İklimin kuraklığından meydana gelen çöller daha kalabalıktır: Taneznıft gibi bazı aşırı kurak kesimler Kanada arktikasıyla oranlanabilirse de, Sahra’nın bütününde km2’ye nüfus yoğunluğu 0,3 tür.
Dünyanın Arabistan, Orta Asya ve Avustralya’daki öbür çöllerinde de nispeten yerleşilmiştir ve Batı Amerika ile Güney Amerika’nın iklimi daha yumuşak çöllerinde km2’ye birçok kişi düşen nüfus yoğunlukları görülür.
Çöl İklimi
Dünyada hiç yağış almayan çok az bölge vardır: en kurak çöl şili çölüdür: burada on dokuz yılda 0,6 mm yağış kaydedilmiştir.
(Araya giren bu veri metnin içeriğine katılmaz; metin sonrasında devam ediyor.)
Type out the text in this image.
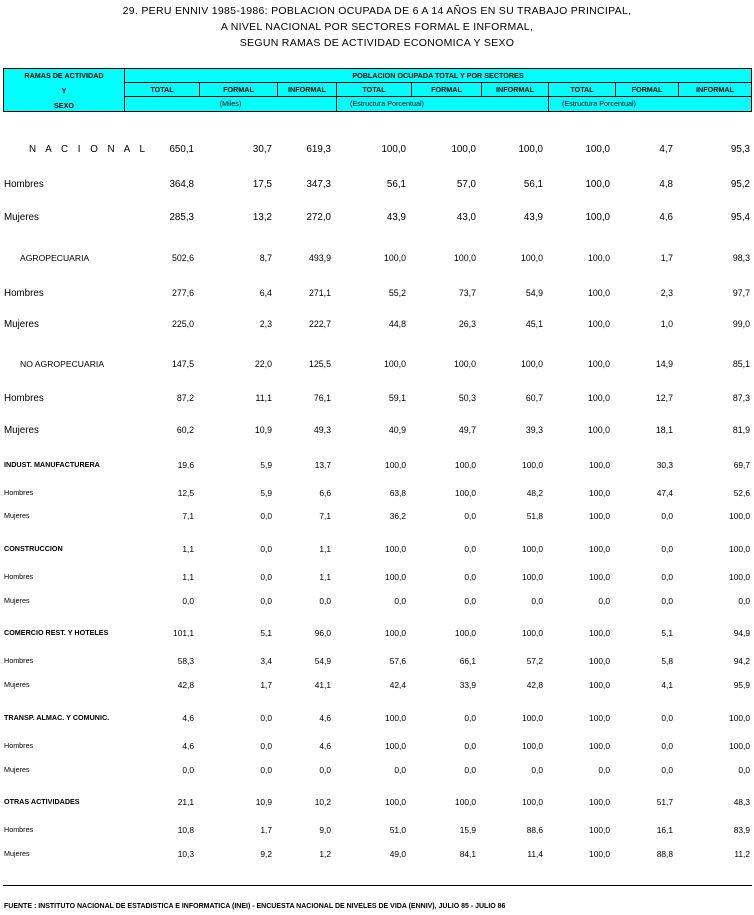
29. PERU ENNIV 1985-1986: POBLACION OCUPADA DE 6 A 14 AÑOS EN SU TRABAJO PRINCIPAL,
A NIVEL NACIONAL POR SECTORES FORMAL E INFORMAL,
SEGUN RAMAS DE ACTIVIDAD ECONOMICA Y SEXO
RAMAS DE ACTIVIDAD
Y
SEXO
POBLACION OCUPADA TOTAL Y POR SECTORES
TOTAL	FORMAL	INFORMAL	TOTAL	FORMAL	INFORMAL	TOTAL	FORMAL	INFORMAL
(Miles)	(Estructura Porcentual)	(Estructura Porcentual)
N A C I O N A L	650,1	30,7	619,3	100,0	100,0	100,0	100,0	4,7	95,3
Hombres	364,8	17,5	347,3	56,1	57,0	56,1	100,0	4,8	95,2
Mujeres	285,3	13,2	272,0	43,9	43,0	43,9	100,0	4,6	95,4
AGROPECUARIA	502,6	8,7	493,9	100,0	100,0	100,0	100,0	1,7	98,3
Hombres	277,6	6,4	271,1	55,2	73,7	54,9	100,0	2,3	97,7
Mujeres	225,0	2,3	222,7	44,8	26,3	45,1	100,0	1,0	99,0
NO AGROPECUARIA	147,5	22,0	125,5	100,0	100,0	100,0	100,0	14,9	85,1
Hombres	87,2	11,1	76,1	59,1	50,3	60,7	100,0	12,7	87,3
Mujeres	60,2	10,9	49,3	40,9	49,7	39,3	100,0	18,1	81,9
INDUST. MANUFACTURERA	19,6	5,9	13,7	100,0	100,0	100,0	100,0	30,3	69,7
Hombres	12,5	5,9	6,6	63,8	100,0	48,2	100,0	47,4	52,6
Mujeres	7,1	0,0	7,1	36,2	0,0	51,8	100,0	0,0	100,0
CONSTRUCCION	1,1	0,0	1,1	100,0	0,0	100,0	100,0	0,0	100,0
Hombres	1,1	0,0	1,1	100,0	0,0	100,0	100,0	0,0	100,0
Mujeres	0,0	0,0	0,0	0,0	0,0	0,0	0,0	0,0	0,0
COMERCIO REST. Y HOTELES	101,1	5,1	96,0	100,0	100,0	100,0	100,0	5,1	94,9
Hombres	58,3	3,4	54,9	57,6	66,1	57,2	100,0	5,8	94,2
Mujeres	42,8	1,7	41,1	42,4	33,9	42,8	100,0	4,1	95,9
TRANSP. ALMAC. Y COMUNIC.	4,6	0,0	4,6	100,0	0,0	100,0	100,0	0,0	100,0
Hombres	4,6	0,0	4,6	100,0	0,0	100,0	100,0	0,0	100,0
Mujeres	0,0	0,0	0,0	0,0	0,0	0,0	0,0	0,0	0,0
OTRAS ACTIVIDADES	21,1	10,9	10,2	100,0	100,0	100,0	100,0	51,7	48,3
Hombres	10,8	1,7	9,0	51,0	15,9	88,6	100,0	16,1	83,9
Mujeres	10,3	9,2	1,2	49,0	84,1	11,4	100,0	88,8	11,2
FUENTE : INSTITUTO NACIONAL DE ESTADISTICA E INFORMATICA (INEI) - ENCUESTA NACIONAL DE NIVELES DE VIDA (ENNIV), JULIO 85 - JULIO 86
Sahra’nın en kurak kesimleri bile oldukça yağış alır: bu çölün büyük kısmına yılda en aşağı 20 mm yağış düşer.
Ayrıca biıçok bölge (özellikle A.B.D.’nin batısında ve Orta Asya’da) çöl sayıldıkları halde aslında yılda 100-200 mm yağış alır ve görünüşleri çöllere has çıplak kumullar veya taşlık «reg»lerden çok bozkıra benzer.
Afrika Arabistan ve Avustralya’da çöllerin sıcaklığının başlıca özelliği* yünlük sıcaklık farklarının cok fazla olmasıdır: gündüz 50 C’yı aşan sıcaklıklar olağandır, ama gece sık sık don olayına da rastlanır.
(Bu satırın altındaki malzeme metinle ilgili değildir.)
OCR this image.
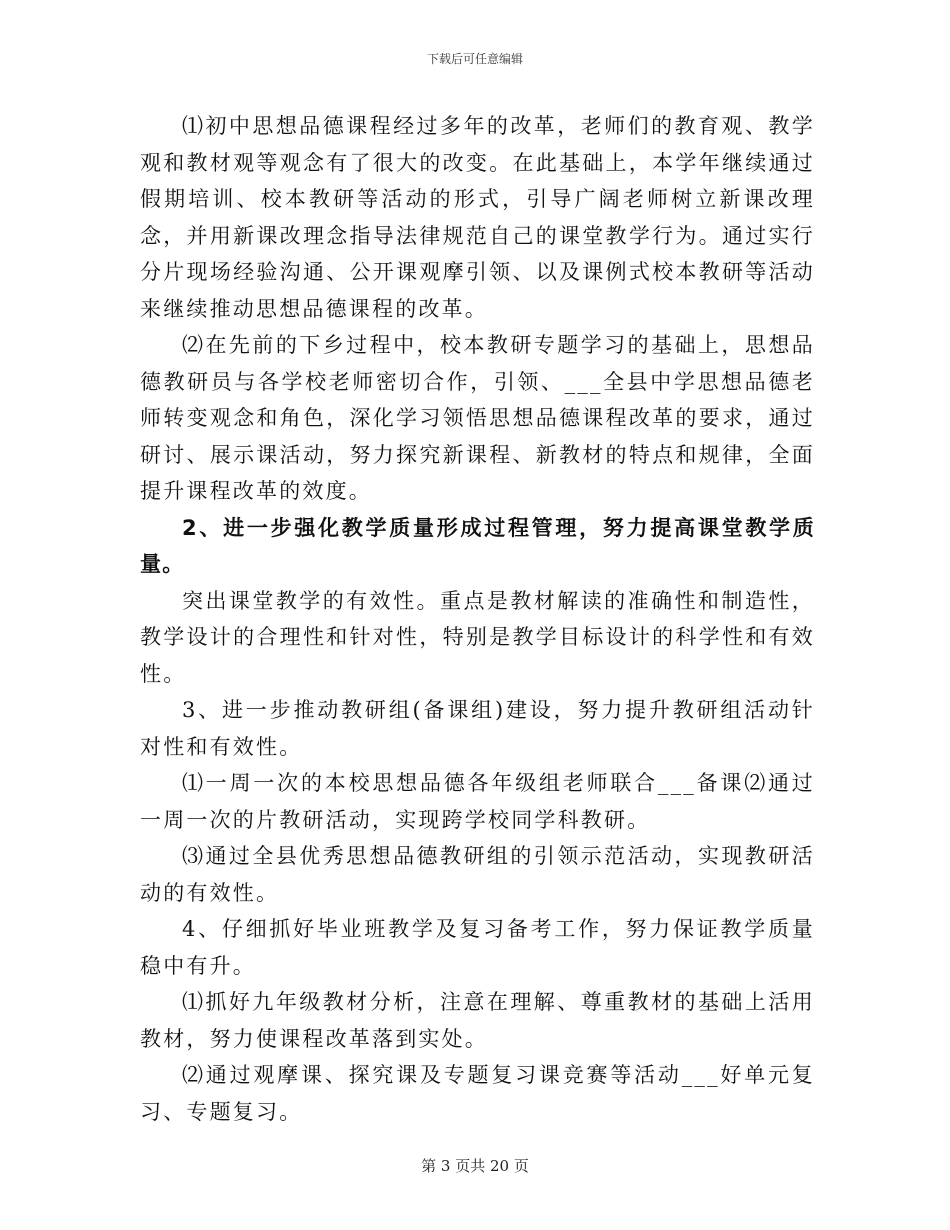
下载后可任意编辑

⑴初中思想品德课程经过多年的改革，老师们的教育观、教学观和教材观等观念有了很大的改变。在此基础上，本学年继续通过假期培训、校本教研等活动的形式，引导广阔老师树立新课改理念，并用新课改理念指导法律规范自己的课堂教学行为。通过实行分片现场经验沟通、公开课观摩引领、以及课例式校本教研等活动来继续推动思想品德课程的改革。

⑵在先前的下乡过程中，校本教研专题学习的基础上，思想品德教研员与各学校老师密切合作，引领、___全县中学思想品德老师转变观念和角色，深化学习领悟思想品德课程改革的要求，通过研讨、展示课活动，努力探究新课程、新教材的特点和规律，全面提升课程改革的效度。

2、进一步强化教学质量形成过程管理，努力提高课堂教学质量。

突出课堂教学的有效性。重点是教材解读的准确性和制造性，教学设计的合理性和针对性，特别是教学目标设计的科学性和有效性。

3、进一步推动教研组(备课组)建设，努力提升教研组活动针对性和有效性。

⑴一周一次的本校思想品德各年级组老师联合___备课⑵通过一周一次的片教研活动，实现跨学校同学科教研。

⑶通过全县优秀思想品德教研组的引领示范活动，实现教研活动的有效性。

4、仔细抓好毕业班教学及复习备考工作，努力保证教学质量稳中有升。

⑴抓好九年级教材分析，注意在理解、尊重教材的基础上活用教材，努力使课程改革落到实处。

⑵通过观摩课、探究课及专题复习课竞赛等活动___好单元复习、专题复习。

第 3 页共 20 页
Orta Asya’da bir soğuk mevsim, sıcak mevsimle karşıtlaşır ve birçok ayın ortalama sıcaklıkları O C’nin altında olabilir,
Yeryüzü şekilleri
Bitki örtüsü ve toprağın korumasından yoksun olan çöl bölgelerinde, mekanik aşınma süreci kuvvetlidir.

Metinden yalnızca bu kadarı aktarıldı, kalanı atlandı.